Accordingly, to the extent that Judgment Creditors' Enforcement Motion is "a simple collection action," Epperson 242 F.3d at 107, seeking the Judgment Debtor's assets, even those that may be in the hands of a third-party, the Court has jurisdiction over it. However, to the extent that Judgment Creditors' Enforcement Motion seeks to "impose liability for the underlying judgment on a new party," id. at 106 n.6, the Court lacks jurisdiction over it.
B. Procedural Rules Governing This Action
New York State rules of procedure govern enforcement actions before this Court pursuant to Rule 69. Fed. R. Civ. P. 69(a)(1) ("[a] money judgment is enforced by a writ of execution," the procedure for which "must accord with the procedure of the state where the court is located").

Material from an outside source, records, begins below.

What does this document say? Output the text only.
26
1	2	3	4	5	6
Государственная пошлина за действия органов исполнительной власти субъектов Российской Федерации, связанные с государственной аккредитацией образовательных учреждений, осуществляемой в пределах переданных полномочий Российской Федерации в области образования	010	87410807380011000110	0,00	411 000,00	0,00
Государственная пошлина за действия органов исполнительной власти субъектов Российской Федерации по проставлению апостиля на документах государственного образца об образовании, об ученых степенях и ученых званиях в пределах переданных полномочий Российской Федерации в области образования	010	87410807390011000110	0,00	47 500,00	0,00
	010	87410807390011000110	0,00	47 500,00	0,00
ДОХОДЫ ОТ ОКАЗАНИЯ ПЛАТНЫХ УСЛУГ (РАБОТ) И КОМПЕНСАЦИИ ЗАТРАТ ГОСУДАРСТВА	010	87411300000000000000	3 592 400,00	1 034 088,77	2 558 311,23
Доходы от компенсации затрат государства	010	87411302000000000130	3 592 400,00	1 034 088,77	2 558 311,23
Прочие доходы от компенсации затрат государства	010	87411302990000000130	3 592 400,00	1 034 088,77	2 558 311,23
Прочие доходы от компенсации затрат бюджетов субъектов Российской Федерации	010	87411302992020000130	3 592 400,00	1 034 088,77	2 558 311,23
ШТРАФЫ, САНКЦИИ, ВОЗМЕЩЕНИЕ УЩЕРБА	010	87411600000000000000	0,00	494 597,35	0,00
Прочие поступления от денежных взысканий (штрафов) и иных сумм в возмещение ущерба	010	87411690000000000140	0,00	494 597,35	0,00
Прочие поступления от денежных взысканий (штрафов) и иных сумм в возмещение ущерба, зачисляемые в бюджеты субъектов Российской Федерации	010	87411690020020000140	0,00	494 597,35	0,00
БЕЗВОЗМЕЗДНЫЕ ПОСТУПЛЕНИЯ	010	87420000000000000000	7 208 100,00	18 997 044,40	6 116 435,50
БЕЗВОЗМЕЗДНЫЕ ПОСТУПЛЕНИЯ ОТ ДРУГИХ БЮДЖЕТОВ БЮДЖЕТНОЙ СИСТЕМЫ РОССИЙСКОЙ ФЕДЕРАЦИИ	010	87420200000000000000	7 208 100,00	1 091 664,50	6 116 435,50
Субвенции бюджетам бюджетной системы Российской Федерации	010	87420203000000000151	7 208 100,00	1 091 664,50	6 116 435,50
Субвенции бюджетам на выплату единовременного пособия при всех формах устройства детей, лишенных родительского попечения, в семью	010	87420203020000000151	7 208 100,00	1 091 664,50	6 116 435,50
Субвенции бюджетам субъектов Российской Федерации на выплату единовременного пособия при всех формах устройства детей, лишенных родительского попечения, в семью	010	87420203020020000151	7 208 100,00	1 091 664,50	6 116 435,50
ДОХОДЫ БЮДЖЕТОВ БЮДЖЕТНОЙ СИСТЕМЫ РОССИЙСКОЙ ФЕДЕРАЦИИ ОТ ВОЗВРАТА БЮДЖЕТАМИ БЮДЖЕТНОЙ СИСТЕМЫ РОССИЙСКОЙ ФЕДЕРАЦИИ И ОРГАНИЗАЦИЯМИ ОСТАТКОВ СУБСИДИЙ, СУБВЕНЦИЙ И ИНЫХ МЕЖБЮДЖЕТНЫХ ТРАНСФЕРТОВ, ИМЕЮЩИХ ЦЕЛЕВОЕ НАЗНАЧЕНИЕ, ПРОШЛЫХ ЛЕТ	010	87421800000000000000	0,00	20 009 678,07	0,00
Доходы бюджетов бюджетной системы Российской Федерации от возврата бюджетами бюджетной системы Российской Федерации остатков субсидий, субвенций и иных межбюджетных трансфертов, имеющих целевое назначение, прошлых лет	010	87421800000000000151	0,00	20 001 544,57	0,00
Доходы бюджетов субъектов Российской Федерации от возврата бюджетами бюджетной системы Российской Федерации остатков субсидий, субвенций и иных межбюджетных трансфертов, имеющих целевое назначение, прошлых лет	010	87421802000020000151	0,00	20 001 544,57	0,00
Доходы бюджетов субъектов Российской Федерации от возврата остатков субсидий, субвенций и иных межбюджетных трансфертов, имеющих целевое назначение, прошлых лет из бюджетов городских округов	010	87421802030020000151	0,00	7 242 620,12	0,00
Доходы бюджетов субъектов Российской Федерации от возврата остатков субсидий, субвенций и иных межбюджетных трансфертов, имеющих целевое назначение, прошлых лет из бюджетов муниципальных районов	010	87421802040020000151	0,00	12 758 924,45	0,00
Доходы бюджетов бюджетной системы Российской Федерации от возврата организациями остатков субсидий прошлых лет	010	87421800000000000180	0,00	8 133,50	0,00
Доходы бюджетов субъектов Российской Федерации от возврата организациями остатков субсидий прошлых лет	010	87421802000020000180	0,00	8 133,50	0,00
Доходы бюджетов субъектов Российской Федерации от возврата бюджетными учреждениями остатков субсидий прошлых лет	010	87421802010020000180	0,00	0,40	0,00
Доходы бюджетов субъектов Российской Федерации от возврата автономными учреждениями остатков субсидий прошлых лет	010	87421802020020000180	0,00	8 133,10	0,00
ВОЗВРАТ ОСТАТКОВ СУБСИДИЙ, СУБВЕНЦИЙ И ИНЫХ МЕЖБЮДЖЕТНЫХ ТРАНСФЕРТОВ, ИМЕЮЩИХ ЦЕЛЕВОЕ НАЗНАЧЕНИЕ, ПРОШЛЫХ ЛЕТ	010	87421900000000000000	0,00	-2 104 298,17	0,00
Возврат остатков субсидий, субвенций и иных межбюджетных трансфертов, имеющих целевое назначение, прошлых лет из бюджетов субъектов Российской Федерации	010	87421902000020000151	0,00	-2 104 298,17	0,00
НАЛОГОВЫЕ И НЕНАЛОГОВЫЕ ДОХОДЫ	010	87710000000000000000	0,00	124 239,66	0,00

CPLR § 5225(b), which Judgment Creditors invoke, governs judgment creditors' efforts to secure the property of a judgment debtor, when that property is in a third party's possession. Under CPLR § 5225(b), judgment creditors may commence a special proceeding to determine if third-party respondents should be required to satisfy a judgment. The third party will be required to pay money to the judgment creditor if it is shown that (1) the third-party is in possession of money or other personal property (a) in which the judgment debtor has an interest, or (b) that the judgment debtor transferred to the third party, and (2) "the judgment debtor is entitled to the possession of such property or that the judgment creditor's rights to the property are superior to those of the transferee." CPLR § 5225(b) (2008); see also Beauvais v. Allegiance Sec., Inc., 942 F.2d 838, 840-41 (2d Cir. 1991) (describing CPLR § 5225(b)'s two-part test).
C. Standard for Review
In a special proceeding commenced under CPLR § 5225(b), the Court "shall make a summary determination upon the pleadings, papers and admissions to the extent that no triable issues of fact are raised." CPLR § 409(b) (authorizing a court to summarily determine issues in a special proceeding for which no triable issues of fact are in dispute). If a material fact is in dispute, the Court must not decide on the pleadings but must conduct further evidentiary proceedings. WBP Cent. Assocs., LLC v. DeCola, 855 N.Y.S.2d 210, 212 (N.Y. App. Div. 2008) (remanding CPLR § 5225(b) action for further proceedings because material facts were in dispute); Nat'l Enters., Inc. v. Clermont Farms Corp., 848 N.Y.S.2d 420, 423-24 (N.Y. App. Div. 2007) (same).
D. Beneficial Ownership
Judgment Creditors contend that they are entitled to reach Pannonia's assets because Judgment Debtor is a beneficial owner of Pannonia and/or of its stock shares.*fn5 Judgment Creditors do not state what legal theory of beneficial ownership they advance, but they support their claim with reference to Judgment Debtor's dominance and control of Pannonia. (See, e.g., Enforcment Mot. 7-8.) Accordingly, the Court construes Judgment Creditors to argue that Judgment Debtor beneficially owns Pannonia under a theory of equitable ownership.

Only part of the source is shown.